Additionally, he reiterated that there will be an export quota for the first half of next year.
A tinkering with the tax rate, which has been in place since mid-year, would only occur if global values continue to rise.
In the meantime, Russia exported 23.9 million tonnes of wheat during the first nine months of 2021, down from 24.7 million in the same period a year earlier, official customs data showed on Thursday.
From Australia, the stop-start to harvest continues yet again for another day with heavy falls of rain across NSW.
Moree has recorded 53mm, Mungindi 35mm, Narrabri 22mm, Coonamble 17mm.
This will again pull headers up and cause more concerns for quality.
The question is how much downgrade wheat the market is estimating.
Rain across eastern Australia in the past week, indeed, has blown out the pricing spread between wheat grades and created some shorts in the domestic and export market.
This has pushed up bids in the southern wheat market in particular because carryover stocks have run down to the wire, and sizeable quantities of new-crop are yet to hit the bins.
The upshot has been the emergence of bids for stockfeed wheat (SFW) at around $20-$30 per tonne below ASW.
SFW is a preferred buy for those milling feed for cattle, pig and poultry, and milling feeds houses said he was keen to include some downgraded wheat in the mix.

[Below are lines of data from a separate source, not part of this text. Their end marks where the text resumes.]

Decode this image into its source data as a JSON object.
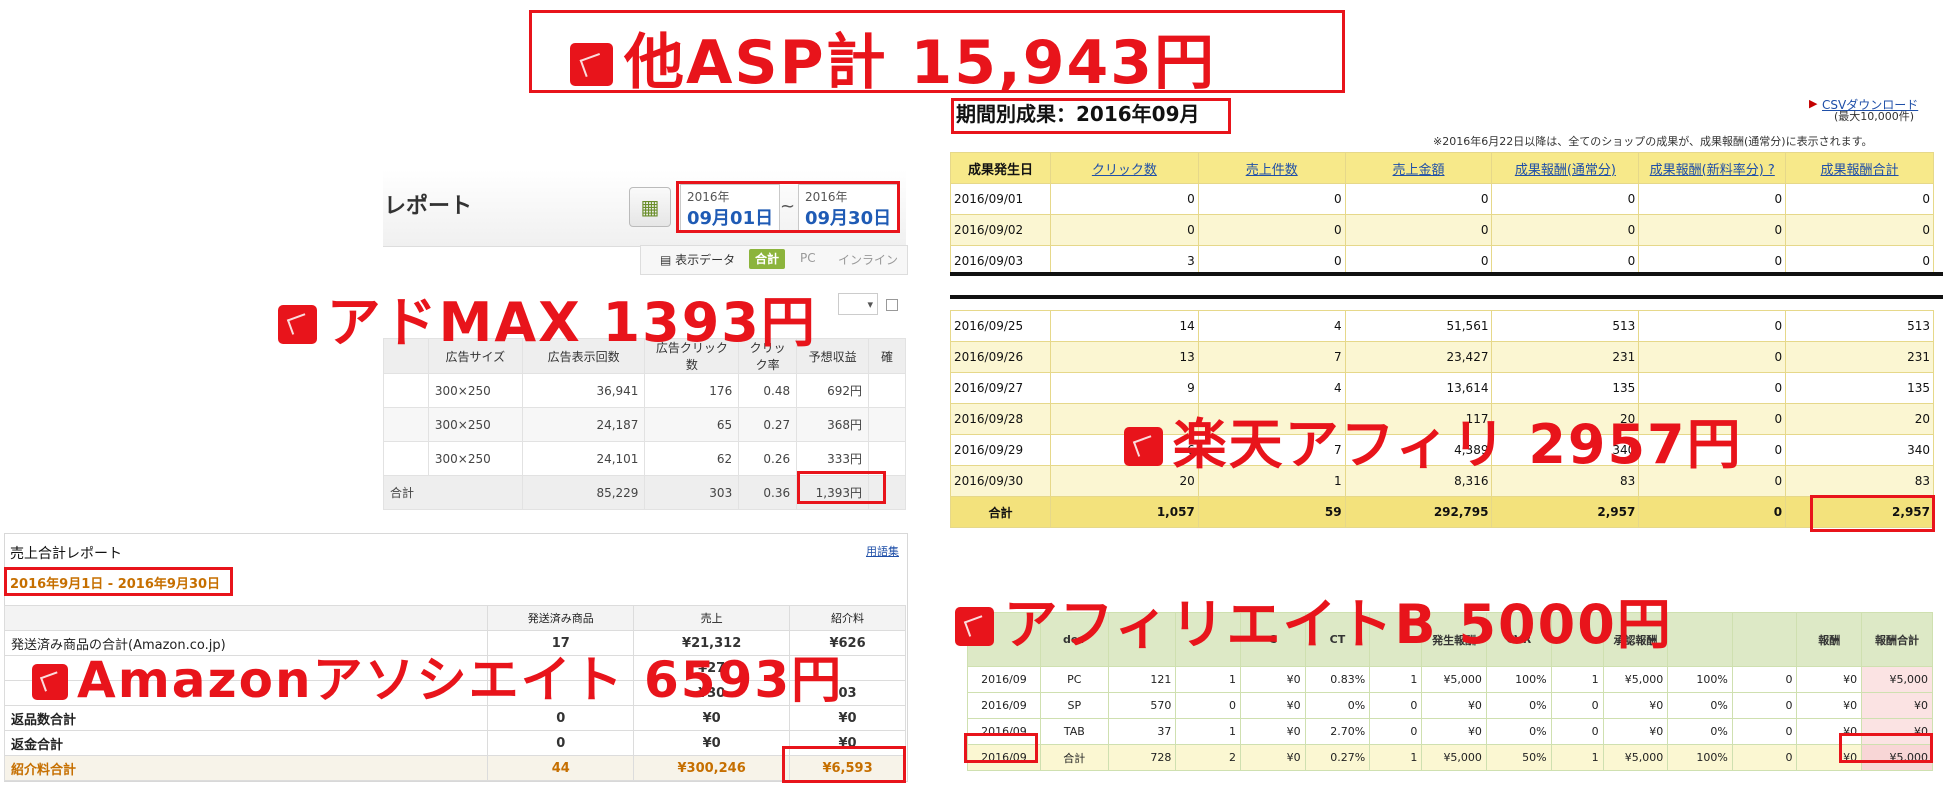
{
  "title": {
    "text": "他ASP計 15,943円"
  },
  "admax": {
    "header_title": "レポート",
    "date_from": {
      "year": "2016年",
      "day": "09月01日"
    },
    "date_to": {
      "year": "2016年",
      "day": "09月30日"
    },
    "date_sep": "~",
    "view_label": "表示データ",
    "view_options": [
      "合計",
      "PC",
      "インライン"
    ],
    "columns": [
      "",
      "広告サイズ",
      "広告表示回数",
      "広告クリック数",
      "クリック率",
      "予想収益",
      "確"
    ],
    "rows": [
      {
        "size": "300×250",
        "impressions": "36,941",
        "clicks": "176",
        "ctr": "0.48",
        "revenue": "692円"
      },
      {
        "size": "300×250",
        "impressions": "24,187",
        "clicks": "65",
        "ctr": "0.27",
        "revenue": "368円"
      },
      {
        "size": "300×250",
        "impressions": "24,101",
        "clicks": "62",
        "ctr": "0.26",
        "revenue": "333円"
      }
    ],
    "total": {
      "label": "合計",
      "impressions": "85,229",
      "clicks": "303",
      "ctr": "0.36",
      "revenue": "1,393円"
    },
    "annotation": "アドMAX 1393円"
  },
  "amazon": {
    "title": "売上合計レポート",
    "glossary": "用語集",
    "period": "2016年9月1日 - 2016年9月30日",
    "columns": [
      "",
      "発送済み商品",
      "売上",
      "紹介料"
    ],
    "rows": [
      {
        "label": "発送済み商品の合計(Amazon.co.jp)",
        "qty": "17",
        "sales": "¥21,312",
        "fee": "¥626"
      },
      {
        "label": "",
        "qty": "",
        "sales": "¥27",
        "fee": ""
      },
      {
        "label": "",
        "qty": "",
        "sales": "¥30",
        "fee": "03"
      },
      {
        "label": "返品数合計",
        "qty": "0",
        "sales": "¥0",
        "fee": "¥0"
      },
      {
        "label": "返金合計",
        "qty": "0",
        "sales": "¥0",
        "fee": "¥0"
      }
    ],
    "fee_total": {
      "label": "紹介料合計",
      "qty": "44",
      "sales": "¥300,246",
      "fee": "¥6,593"
    },
    "annotation": "Amazonアソシエイト 6593円"
  },
  "rakuten": {
    "period_title": "期間別成果：2016年09月",
    "csv_link": "CSVダウンロード",
    "csv_note": "(最大10,000件)",
    "note": "※2016年6月22日以降は、全てのショップの成果が、成果報酬(通常分)に表示されます。",
    "columns": [
      "成果発生日",
      "クリック数",
      "売上件数",
      "売上金額",
      "成果報酬(通常分)",
      "成果報酬(新料率分) ?",
      "成果報酬合計"
    ],
    "rows_top": [
      [
        "2016/09/01",
        "0",
        "0",
        "0",
        "0",
        "0",
        "0"
      ],
      [
        "2016/09/02",
        "0",
        "0",
        "0",
        "0",
        "0",
        "0"
      ],
      [
        "2016/09/03",
        "3",
        "0",
        "0",
        "0",
        "0",
        "0"
      ]
    ],
    "rows_bottom": [
      [
        "2016/09/25",
        "14",
        "4",
        "51,561",
        "513",
        "0",
        "513"
      ],
      [
        "2016/09/26",
        "13",
        "7",
        "23,427",
        "231",
        "0",
        "231"
      ],
      [
        "2016/09/27",
        "9",
        "4",
        "13,614",
        "135",
        "0",
        "135"
      ],
      [
        "2016/09/28",
        "",
        "",
        "117",
        "20",
        "0",
        "20"
      ],
      [
        "2016/09/29",
        "6",
        "7",
        "4,389",
        "340",
        "0",
        "340"
      ],
      [
        "2016/09/30",
        "20",
        "1",
        "8,316",
        "83",
        "0",
        "83"
      ]
    ],
    "total": [
      "合計",
      "1,057",
      "59",
      "292,795",
      "2,957",
      "0",
      "2,957"
    ],
    "annotation": "楽天アフィリ 2957円"
  },
  "affiliate_b": {
    "columns": [
      "",
      "dev",
      "",
      "",
      "C",
      "CT",
      "",
      "発生報酬",
      "CVR",
      "",
      "承認報酬",
      "",
      "",
      "",
      "報酬",
      "報酬合計"
    ],
    "rows": [
      [
        "2016/09",
        "PC",
        "121",
        "1",
        "¥0",
        "0.83%",
        "1",
        "¥5,000",
        "100%",
        "1",
        "¥5,000",
        "100%",
        "0",
        "¥0",
        "¥5,000"
      ],
      [
        "2016/09",
        "SP",
        "570",
        "0",
        "¥0",
        "0%",
        "0",
        "¥0",
        "0%",
        "0",
        "¥0",
        "0%",
        "0",
        "¥0",
        "¥0"
      ],
      [
        "2016/09",
        "TAB",
        "37",
        "1",
        "¥0",
        "2.70%",
        "0",
        "¥0",
        "0%",
        "0",
        "¥0",
        "0%",
        "0",
        "¥0",
        "¥0"
      ]
    ],
    "total": [
      "2016/09",
      "合計",
      "728",
      "2",
      "¥0",
      "0.27%",
      "1",
      "¥5,000",
      "50%",
      "1",
      "¥5,000",
      "100%",
      "0",
      "¥0",
      "¥5,000"
    ],
    "annotation": "アフィリエイトB 5000円"
  },
  "colors": {
    "annotation_red": "#e8141b",
    "rakuten_header": "#f7e98a",
    "afb_header": "#dde9c6",
    "amazon_orange": "#c66f00"
  }
}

One trade source said that spreads between APW and APH (the top-grade bread wheat) have widened considerably in the past two weeks, from as little as $5/t to north of $50/t, to reflect the impact of rain.
More rain is forecast for cropping areas in eastern states until the weekend, and once that clears, grain will be readily available, and is likely to put supply-side pressure on feed grades.

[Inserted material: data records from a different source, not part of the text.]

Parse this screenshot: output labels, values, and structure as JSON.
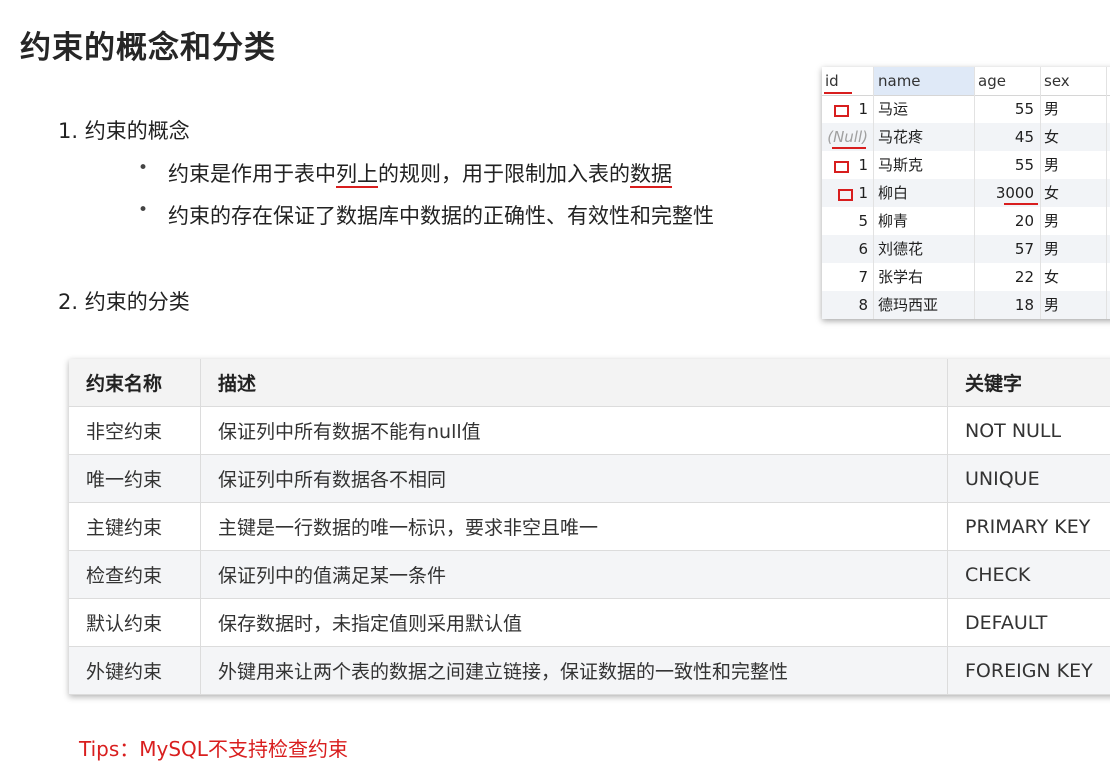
{
  "title": "约束的概念和分类",
  "section1": {
    "label": "1. 约束的概念"
  },
  "bullets": {
    "b1": {
      "pre": "约束是作用于表中",
      "u1": "列上",
      "mid": "的规则，用于限制加入表的",
      "u2": "数据"
    },
    "b2": "约束的存在保证了数据库中数据的正确性、有效性和完整性"
  },
  "section2": {
    "label": "2. 约束的分类"
  },
  "sample_grid": {
    "columns": [
      "id",
      "name",
      "age",
      "sex"
    ],
    "rows": [
      {
        "id": "1",
        "name": "马运",
        "age": "55",
        "sex": "男"
      },
      {
        "id": "(Null)",
        "name": "马花疼",
        "age": "45",
        "sex": "女"
      },
      {
        "id": "1",
        "name": "马斯克",
        "age": "55",
        "sex": "男"
      },
      {
        "id": "1",
        "name": "柳白",
        "age": "3000",
        "sex": "女"
      },
      {
        "id": "5",
        "name": "柳青",
        "age": "20",
        "sex": "男"
      },
      {
        "id": "6",
        "name": "刘德花",
        "age": "57",
        "sex": "男"
      },
      {
        "id": "7",
        "name": "张学右",
        "age": "22",
        "sex": "女"
      },
      {
        "id": "8",
        "name": "德玛西亚",
        "age": "18",
        "sex": "男"
      }
    ]
  },
  "constraints_table": {
    "headers": [
      "约束名称",
      "描述",
      "关键字"
    ],
    "rows": [
      {
        "name": "非空约束",
        "desc": "保证列中所有数据不能有null值",
        "keyword": "NOT NULL"
      },
      {
        "name": "唯一约束",
        "desc": "保证列中所有数据各不相同",
        "keyword": "UNIQUE"
      },
      {
        "name": "主键约束",
        "desc": "主键是一行数据的唯一标识，要求非空且唯一",
        "keyword": "PRIMARY KEY"
      },
      {
        "name": "检查约束",
        "desc": "保证列中的值满足某一条件",
        "keyword": "CHECK"
      },
      {
        "name": "默认约束",
        "desc": "保存数据时，未指定值则采用默认值",
        "keyword": "DEFAULT"
      },
      {
        "name": "外键约束",
        "desc": "外键用来让两个表的数据之间建立链接，保证数据的一致性和完整性",
        "keyword": "FOREIGN KEY"
      }
    ]
  },
  "tips": "Tips：MySQL不支持检查约束",
  "colors": {
    "annotation_red": "#d81e1e",
    "tips_red": "#d91e1e"
  }
}
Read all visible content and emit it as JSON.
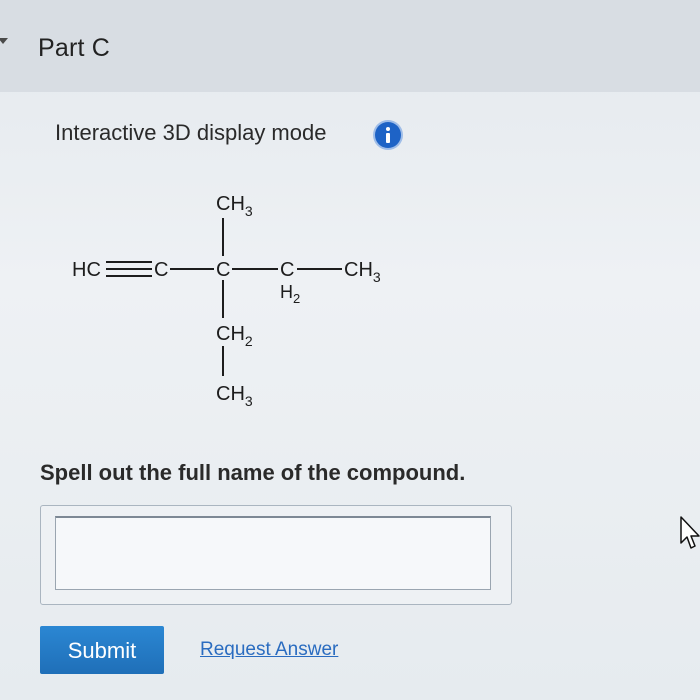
{
  "part": {
    "title": "Part C"
  },
  "display_mode": {
    "label": "Interactive 3D display mode",
    "info_icon": "info-icon"
  },
  "structure": {
    "top_ch3": "CH",
    "top_ch3_sub": "3",
    "hc": "HC",
    "c1": "C",
    "c_center": "C",
    "c_ch2": "C",
    "h2": "H",
    "h2_sub": "2",
    "right_ch3": "CH",
    "right_ch3_sub": "3",
    "mid_ch2": "CH",
    "mid_ch2_sub": "2",
    "bottom_ch3": "CH",
    "bottom_ch3_sub": "3"
  },
  "question": {
    "text": "Spell out the full name of the compound."
  },
  "answer": {
    "value": "",
    "placeholder": ""
  },
  "actions": {
    "submit_label": "Submit",
    "request_label": "Request Answer"
  },
  "colors": {
    "submit_bg": "#2179c4",
    "link": "#2a6cc0",
    "info_icon": "#1e63c6"
  }
}
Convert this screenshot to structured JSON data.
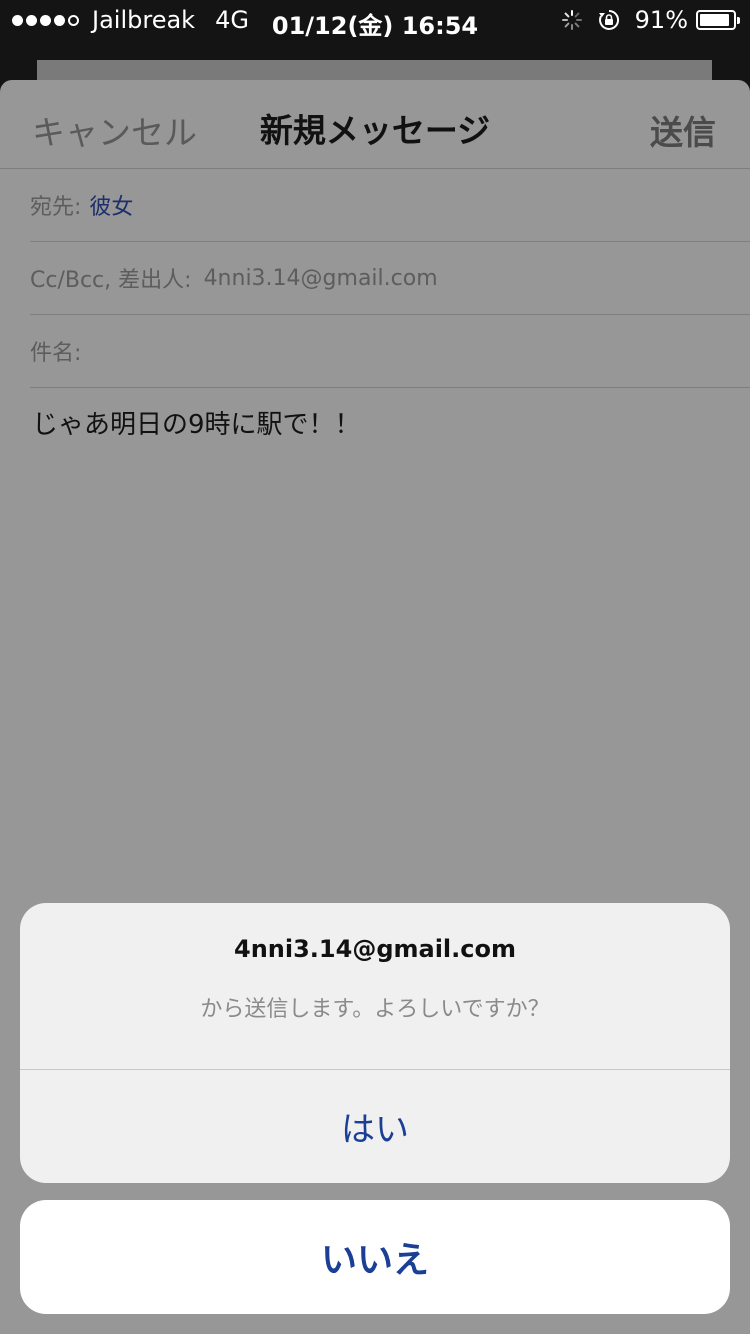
{
  "status_bar": {
    "carrier": "Jailbreak",
    "network": "4G",
    "datetime": "01/12(金) 16:54",
    "battery_percent": "91%",
    "battery_level": 0.91,
    "signal_bars_filled": 4,
    "signal_bars_total": 5
  },
  "compose": {
    "cancel_label": "キャンセル",
    "title": "新規メッセージ",
    "send_label": "送信",
    "to_label": "宛先:",
    "to_value": "彼女",
    "cc_label": "Cc/Bcc, 差出人:",
    "cc_value": "4nni3.14@gmail.com",
    "subject_label": "件名:",
    "subject_value": "",
    "body": "じゃあ明日の9時に駅で！！"
  },
  "alert": {
    "title": "4nni3.14@gmail.com",
    "message": "から送信します。よろしいですか？",
    "yes_label": "はい",
    "no_label": "いいえ"
  },
  "colors": {
    "accent_blue": "#1b3f95",
    "dimmed_background": "#979797"
  }
}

Meantime, more firmness emerged in Aussie markets yesterday.
Grower cash boards were up $5-10/t on wheat across the country.
The ASX January 2022 eastern wheat contract came out the blocks hard in the morning on open trading up to $375/t for smalls in which was up $16/t from previous days settle, it then settled the day out at $368/t.

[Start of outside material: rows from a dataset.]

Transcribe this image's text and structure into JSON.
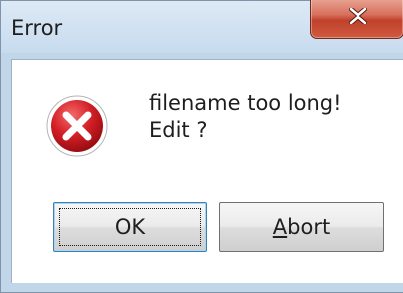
{
  "window": {
    "title": "Error",
    "close_glyph": "x"
  },
  "message": {
    "line1": "filename too long!",
    "line2": "Edit ?"
  },
  "icon": {
    "name": "error-icon",
    "color": "#c8171f"
  },
  "buttons": {
    "ok_label": "OK",
    "abort_label": "Abort"
  }
}
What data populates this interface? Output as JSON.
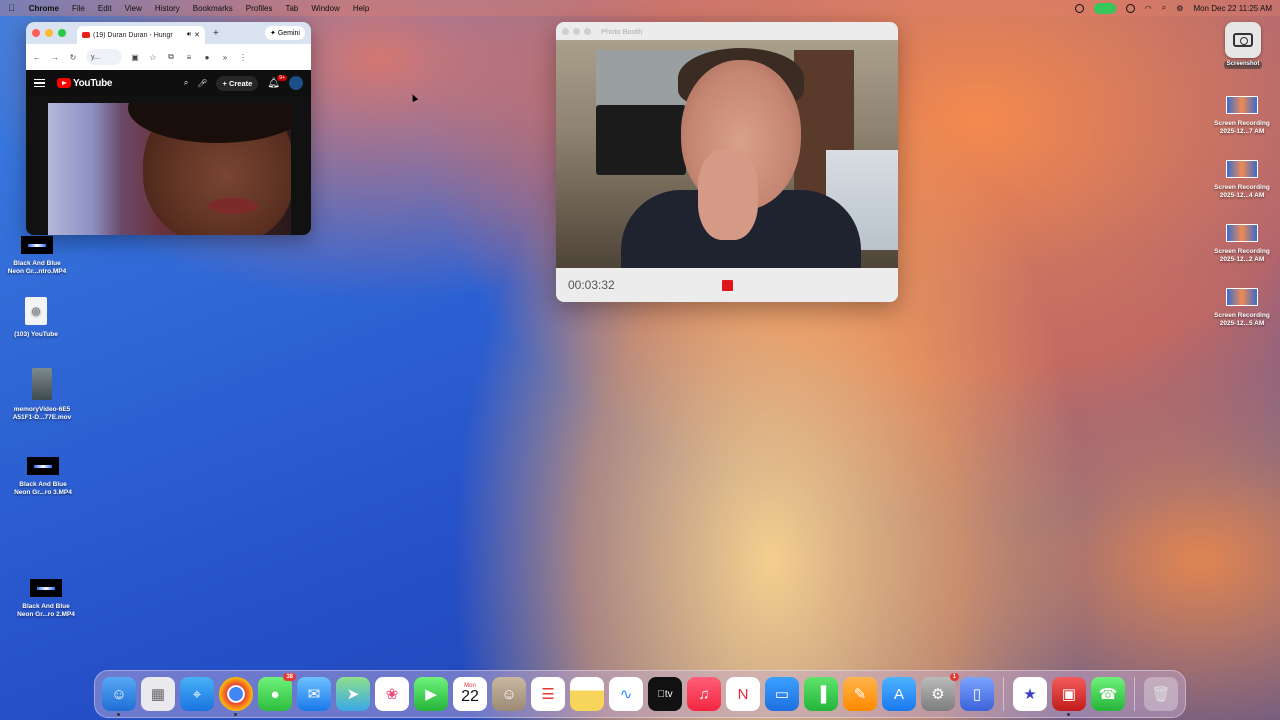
{
  "menubar": {
    "app": "Chrome",
    "items": [
      "File",
      "Edit",
      "View",
      "History",
      "Bookmarks",
      "Profiles",
      "Tab",
      "Window",
      "Help"
    ],
    "datetime": "Mon Dec 22  11:25 AM"
  },
  "chrome": {
    "tab_title": "(19) Duran Duran - Hungr",
    "new_tab": "+",
    "gemini_label": "Gemini",
    "omnibox_text": "y...",
    "more": "»",
    "youtube": {
      "logo_text": "YouTube",
      "create_label": "Create",
      "notifications": "9+"
    }
  },
  "photobooth": {
    "title": "Photo Booth",
    "timer": "00:03:32"
  },
  "desktop_left": [
    {
      "label_line1": "Black And Blue",
      "label_line2": "Neon Gr...ntro.MP4"
    },
    {
      "label_line1": "(103) YouTube",
      "label_line2": ""
    },
    {
      "label_line1": "memoryVideo-6E5",
      "label_line2": "A51F1-D...77E.mov"
    },
    {
      "label_line1": "Black And Blue",
      "label_line2": "Neon Gr...ro 3.MP4"
    },
    {
      "label_line1": "Black And Blue",
      "label_line2": "Neon Gr...ro 2.MP4"
    }
  ],
  "desktop_right": {
    "screenshot_label": "Screenshot",
    "recordings": [
      {
        "line1": "Screen Recording",
        "line2": "2025-12...7 AM"
      },
      {
        "line1": "Screen Recording",
        "line2": "2025-12...4 AM"
      },
      {
        "line1": "Screen Recording",
        "line2": "2025-12...2 AM"
      },
      {
        "line1": "Screen Recording",
        "line2": "2025-12...5 AM"
      }
    ]
  },
  "dock": {
    "messages_badge": "38",
    "calendar_month": "Mon",
    "calendar_day": "22",
    "settings_badge": "1",
    "tv_label": "tv"
  }
}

Barley gained a buck or 2 also over the day on the grower cash boards and canola was up $20/t.
With weakness in the AUD, offshore moves and more weather havoc for Aussie growers we are set to see some more strength in markets again today.
Internationally, Japan’s MOA issued their regular tender, seeking 157,987 MT of wheat from the U.S., Canada, and Australia.
Tunisia bougth 50,000 tonnes of barley on this morning, of that 25,000 tonnes at $356.49 a tonne c&f and 25,000 tonnes at $358.49 a tonne c&f.
Jordan bought 60 k barley at $337.00 a tonne c&f for shipment SH April 2022 from Australian Grain Export.